Genetic, Immunohistochemical Factors Associated with Tumor Aggressiveness in Clear Cell RCC

By Kaitlyn D’Onofrio - Last Updated: May 7, 2021

A study published in Cancer Treatment and Research Communications sought to identify genetic alterations and immunohistochemical (IHC) factors associated with prognosis and tumor aggressiveness in clear cell renal cell carcinoma (RCC).

RCC is among the top 10 most common cancer diagnoses for men and women, the researchers noted, constituting 5% and 3%, respectively, of all diagnoses.
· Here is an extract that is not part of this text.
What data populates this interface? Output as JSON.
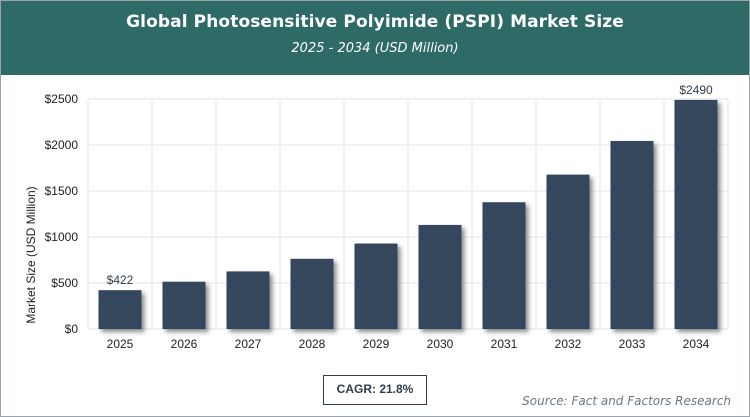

In the present study, 57 patients with ccRCC who underwent radical and partial nephrectomy between 2005 and 2011 and had at least 36 months of follow-up were evaluated. In the pathological study, IHC determination of associated biomarkers included Carbonic anhydrase IX (CAIX), CAM 5.2, CD10, c-erbB-2, EGFR, HIF-1a, Ki67, MDM2, PAX-2 y 8, p53, survivin, and VEGFR 1 and 2. Multiplex ligation-dependent probe amplification (MLPA) was utilized to perform genetic analysis. Chi-square, Kruskal-Wallis, and multivariate analysis were all used to evaluate IHC, and multivariate logistic regression (normal/deletion-duplication) was implemented for the genetic analysis.

The proportion of pathologic stage (pT) was: pT1, 61.8%; pT2, 32.7%; and pT3-T4, 5.4%. Overall, 16.3% were nodal (N) stage 1 or 2, and 19.3% had metastasis.

According to the researchers, 23.6% of patients had recurrent disease, largely due to distance (83.3%); 27.3% of patients died. Factors associated with a poorer Fuhrman grade were CAIX (P=0.035) and tumor size (P=0.001). Risks of the following outcomes were associated with deletion-duplication of genes:

  • death (APC, Bcl-2, and CDKN2A by 11, 7, and 4, respectively; SMAD4 reduced the probability by 88%)
  • tumor recurrence (CDKN2A by 15-fold; VHL reduced the probability by 87%)
  • pT >2 (CCND2, MDM2, and WT1 multiplied by 6, 7, and 9, respectively)
  • risk of N+ (CDK4 and EBF1 by 13); distant metastases (BRCA2 and DLEU1 by 5)
  • Fuhrman grade ?3 (BRCA1, BRCA2, and p53 by 40, 75, and 34, respectively; FHIT reduced by 96%)

Deletion-duplication of CDK4 increased survival by 13, and DCC by 16; both DLEU1 and RUNX1 decreased survival time by 80%.

“CAIX and tumor size are associated with increased aggressiveness. The mutations to level 5q, 9p, 11p, 12, 13q, 17, 18q and 21q are associated with more aggressive tumors and with worse survival rate,” the study authors concluded.